How does Warner Bros. generate excitement for another “Harry Potter” film?
Well, throwing a huge premiere for the fifth installment, “Harry Potter and the Order of the Phoenix,” (one of a series splashy events from Tokyo to London) at Grauman’s Chinese Theater with mobs of screaming Potter fanatics is always a solid attention grabber.
Rupert Grint, aka Ron Weasley, was floored by the vintage venue, telling the aud at the screening, “This is the coolest cinema I’ve ever been in.”
At the after-party at Jim Henson’s studios, which doubled as Hogsmeade village with its Elizabethan-style architecture, producer David Heyman explained his reasons for selecting helmer David Yates, whose work is mostly unknown Stateside.
“Actors in David’s television projects give their best performance, often of their career. It’s important to keep pushing the actors, particularly the young ones on each ‘Potter’ film,” Heyman said. “This is a political film, not with a capital P, but it’s about teen rebellion and the abuse of power.
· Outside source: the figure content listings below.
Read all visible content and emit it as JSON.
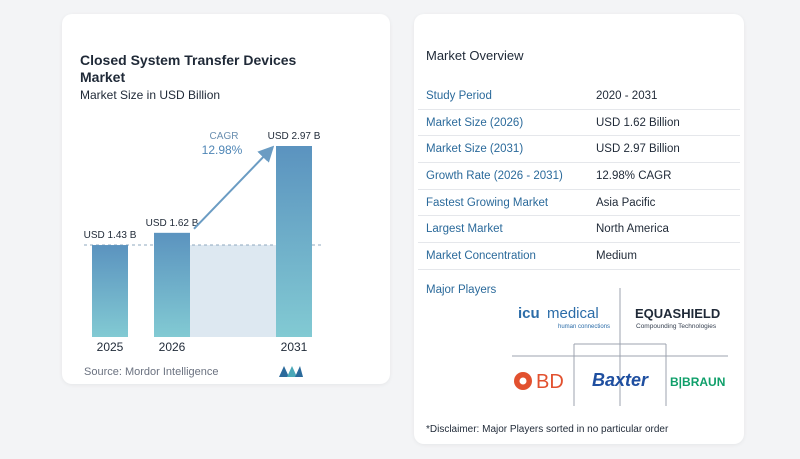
{
  "left": {
    "title": "Closed System Transfer Devices Market",
    "subtitle": "Market Size in USD Billion",
    "source": "Source:  Mordor Intelligence",
    "cagr_label": "CAGR",
    "cagr_value": "12.98%"
  },
  "chart_data": {
    "type": "bar",
    "categories": [
      "2025",
      "2026",
      "2031"
    ],
    "values": [
      1.43,
      1.62,
      2.97
    ],
    "data_labels": [
      "USD 1.43 B",
      "USD 1.62 B",
      "USD 2.97 B"
    ],
    "title": "Closed System Transfer Devices Market",
    "subtitle": "Market Size in USD Billion",
    "ylim": [
      0,
      2.97
    ],
    "grid": false,
    "colors": {
      "bar_top": "#5b93bf",
      "bar_bottom": "#82cad3",
      "band": "#dde8f1",
      "arrow": "#6b9cc3"
    }
  },
  "overview": {
    "title": "Market Overview",
    "rows": [
      {
        "key": "Study Period",
        "value": "2020 - 2031"
      },
      {
        "key": "Market Size (2026)",
        "value": "USD 1.62 Billion"
      },
      {
        "key": "Market Size (2031)",
        "value": "USD 2.97 Billion"
      },
      {
        "key": "Growth Rate (2026 - 2031)",
        "value": "12.98% CAGR"
      },
      {
        "key": "Fastest Growing Market",
        "value": "Asia Pacific"
      },
      {
        "key": "Largest Market",
        "value": "North America"
      },
      {
        "key": "Market Concentration",
        "value": "Medium"
      }
    ],
    "players_title": "Major Players",
    "players": {
      "icu_a": "icu",
      "icu_b": "medical",
      "icu_tag": "human connections",
      "equashield": "EQUASHIELD",
      "equashield_tag": "Compounding Technologies",
      "bd": "BD",
      "baxter": "Baxter",
      "bbraun": "B|BRAUN"
    },
    "disclaimer": "*Disclaimer: Major Players sorted in no particular order"
  }
}
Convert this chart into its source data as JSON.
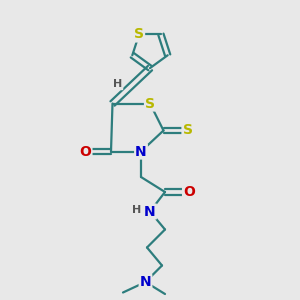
{
  "background_color": "#e8e8e8",
  "bond_color": "#2d7d7d",
  "thiophene_S_color": "#b8b800",
  "N_color": "#0000cc",
  "O_color": "#cc0000",
  "thiazolidine_S_color": "#b8b800",
  "line_width": 1.6,
  "font_size_atoms": 9,
  "fig_width": 3.0,
  "fig_height": 3.0,
  "dpi": 100,
  "xlim": [
    0,
    10
  ],
  "ylim": [
    0,
    10
  ]
}
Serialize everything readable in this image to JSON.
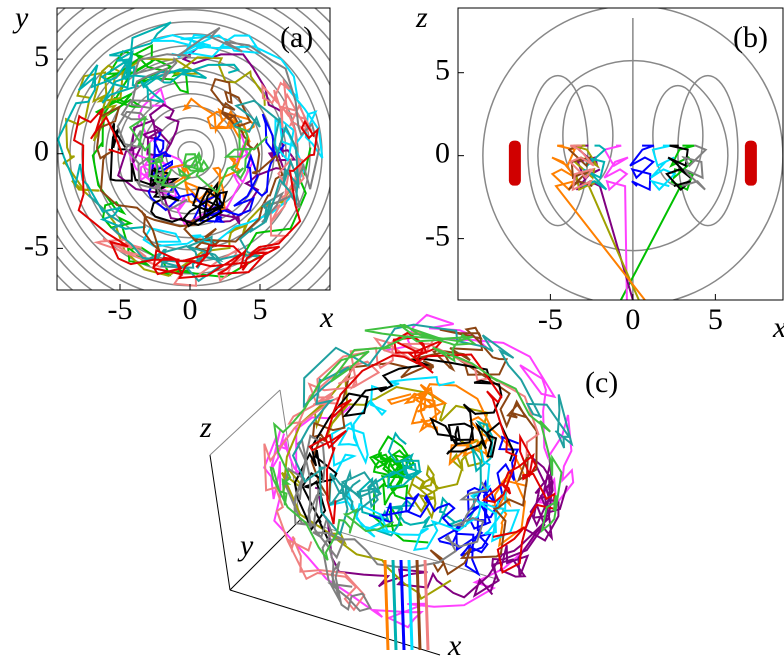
{
  "chart_data": [
    {
      "type": "contour",
      "label": "(a)",
      "xlabel": "x",
      "ylabel": "y",
      "xlim": [
        -9.5,
        10
      ],
      "ylim": [
        -7.2,
        7.7
      ],
      "xticks": [
        -5,
        0,
        5
      ],
      "yticks": [
        -5,
        0,
        5
      ]
    },
    {
      "type": "lobes",
      "label": "(b)",
      "xlabel": "x",
      "ylabel": "z",
      "xlim": [
        -10.6,
        9.1
      ],
      "ylim": [
        -8.7,
        8.9
      ],
      "xticks": [
        -5,
        0,
        5
      ],
      "yticks": [
        -5,
        0,
        5
      ]
    },
    {
      "type": "perspective",
      "label": "(c)",
      "xlabel": "x",
      "ylabel": "y",
      "zlabel": "z"
    }
  ]
}
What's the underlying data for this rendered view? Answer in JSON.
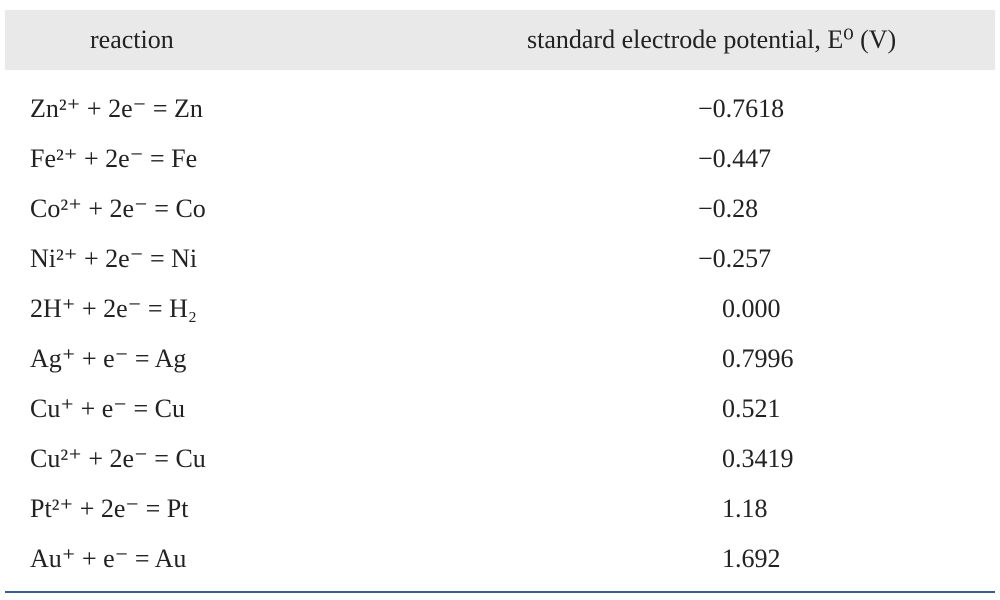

David has made films in the U.K. about politics without being heavy handed.”
In the new pic, Harry (Daniel Radcliffe) leads a student revolt and gets his face slapped by Hogwart’s headmistress Dolores Umbridge (Imelda Staunton).”I said to Daniel, ‘I’m going to ask Imelda to hit you in one of these takes, but you won’t know which one so you don’t flinch,’ ” Yates said. “I wanted to make the material feel real and emotionally truthful, so that the magic was more extraordinary.”
Among those at Sunday’s after-party where there were Potter carnival games like “Flip-a-Phoenix,” were Potter thesps Radcliffe and Emma Watson, scribe Michael Goldenberg and Warner Bros. studio toppers Alan Horn, Barry Meyer and production prexy Jeff Robinov.